Von Jasmin Bürger   01.August 2015

Ein meterhoher Aktenstoß und 14 Juristen: Das sind beste Voraussetzungen für lange Diskussionen – auch am Verfassungsgerichtshof (VfGH), der auf Antrag prüft, ob ein Gesetz den Grundsätzen der Verfassung widerspricht.

In der aktenintensiven Causa Hypo Alpe Adria leitete VfGH-Präsident Gerhart Holzinger also mehr als 40 auch "turbulente" Sitzungsstunden. Denn, so Holzinger: "Da ist die Topklasse der österreichischen Juristerei vertreten, jeder ist von der Richtigkeit seines Standpunktes überzeugt." Der Präsident hat die Diskussion in geordnete Bahnen gelenkt: Diese Woche erklärte das Gericht den von der Regierung für einige Hypo-Gläubiger verfügten Schuldenschnitt für verfassungswidrig.

Holzinger gelang es bei der Pressekonferenz, ein 155-Seiten-Urteil in wenigen Worten auch Laien plausibel darzulegen. Seit 2008 ist der 68-Jährige VfGH-Chef.

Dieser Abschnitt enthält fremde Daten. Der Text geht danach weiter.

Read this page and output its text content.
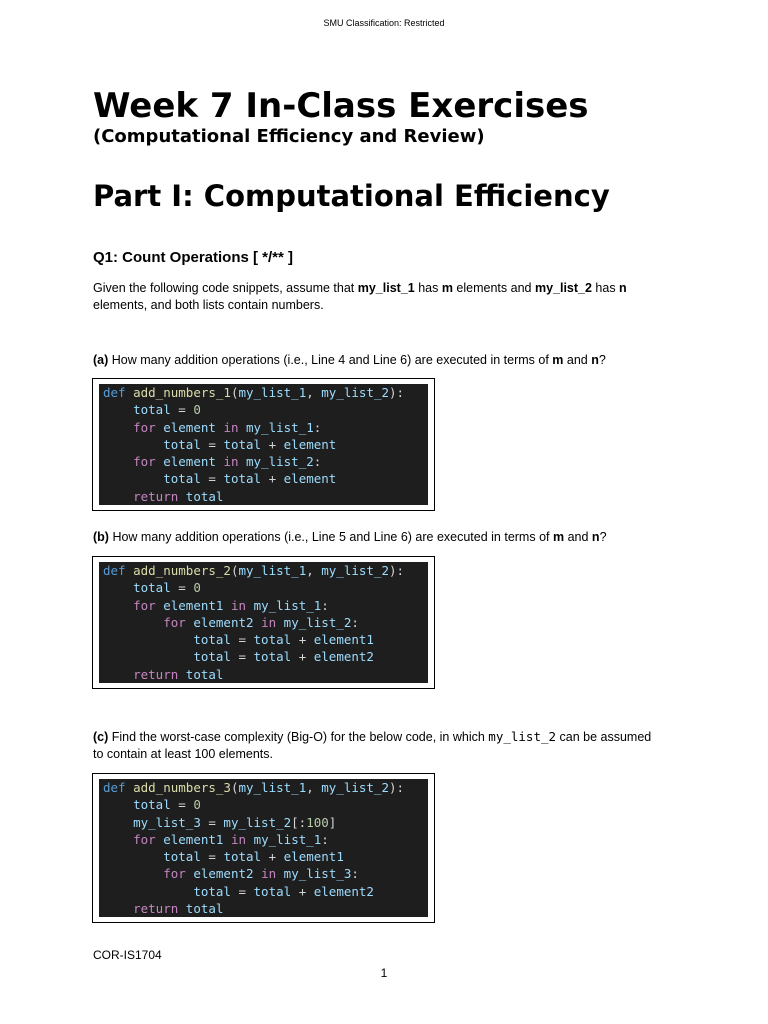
SMU Classification: Restricted
Week 7 In-Class Exercises
(Computational Efficiency and Review)
Part I: Computational Efficiency
Q1: Count Operations [ */** ]

Given the following code snippets, assume that my_list_1 has m elements and my_list_2 has n elements, and both lists contain numbers.

(a) How many addition operations (i.e., Line 4 and Line 6) are executed in terms of m and n?

def add_numbers_1(my_list_1, my_list_2):
total = 0
for element in my_list_1:
total = total + element
for element in my_list_2:
total = total + element
return total

(b) How many addition operations (i.e., Line 5 and Line 6) are executed in terms of m and n?

def add_numbers_2(my_list_1, my_list_2):
total = 0
for element1 in my_list_1:
for element2 in my_list_2:
total = total + element1
total = total + element2
return total

(c) Find the worst-case complexity (Big-O) for the below code, in which my_list_2 can be assumed to contain at least 100 elements.

def add_numbers_3(my_list_1, my_list_2):
total = 0
my_list_3 = my_list_2[:100]
for element1 in my_list_1:
total = total + element1
for element2 in my_list_3:
total = total + element2
return total
COR-IS1704
1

Aus dem Juristendeutsch eine verständliche Sprache zu machen, ist ihm wichtig: "Es ist unsinnig, Dinge, die viele Menschen betreffen, so zu formulieren, dass es außer ein paar Eingeweihten niemand versteht."

Holzinger entwickelte schon früh eine Leidenschaft für Sprache, präzise Formulierungen fallen ihm leicht, er ist extrem zielorientiert, strukturiert. Sein großer Schreibtisch ist Spiegelbild dieses Naturells: aufgeräumt, Kodizes Rücken an Rücken, wenige private Fotos. An den Wänden des denkmalgeschützten holzgetäfelten Büros moderne Bilder, in der Vitrine glänzt ein grün-weißer Ball.

Grün-weißes Fußballherz

Holzinger ist Rapid-Anhänger, "wohl einer meiner wenigen unoberösterreichischen Charakterzüge", sagt er. Die Leidenschaft für den Wiener Klub ist in der Gymnasialzeit in Gmunden erwacht. Statt der damals viel umjubelten Wiener Austria "mit dem gepflegten Spielstil" sagte Holzinger "die Arbeiter- und Kämpfermannschaft" zu.

Verständlich, bei seiner Vita: Der Vater war bei der OKA (Vorgänger der Energie AG), die Mutter Hausfrau. Holzingers, er hat eine Schwester, lebten bescheiden in der OKA-Siedlung. Ein Gymnasiumbesuch? Denkbar unmöglich.

Bis in der 3. Klasse Hauptschule der Direktor bei den Eltern vorstellig wurde: "Ich war mir keiner Schuld bewusst, trotzdem war es mir ein bissl unheimlich", erinnert sich der Jurist. Der Mathelehrer empfahl nur, "den Buam ins Gymnasium zu geben". Holzinger war der Erste in der Familie, der maturierte und studierte: in Salzburg zunächst Germanistik. Die Biedermeier-Lyrik vergällte ihm diese Wahl. Was er heute "ein bisschen grotesk" findet: Denn die Interpretation von Biedermeier-Gedichten hat ihn "abgeschreckt", "als Jurist ist man aber auch immer wieder mit der Interpretation von Texten beschäftigt".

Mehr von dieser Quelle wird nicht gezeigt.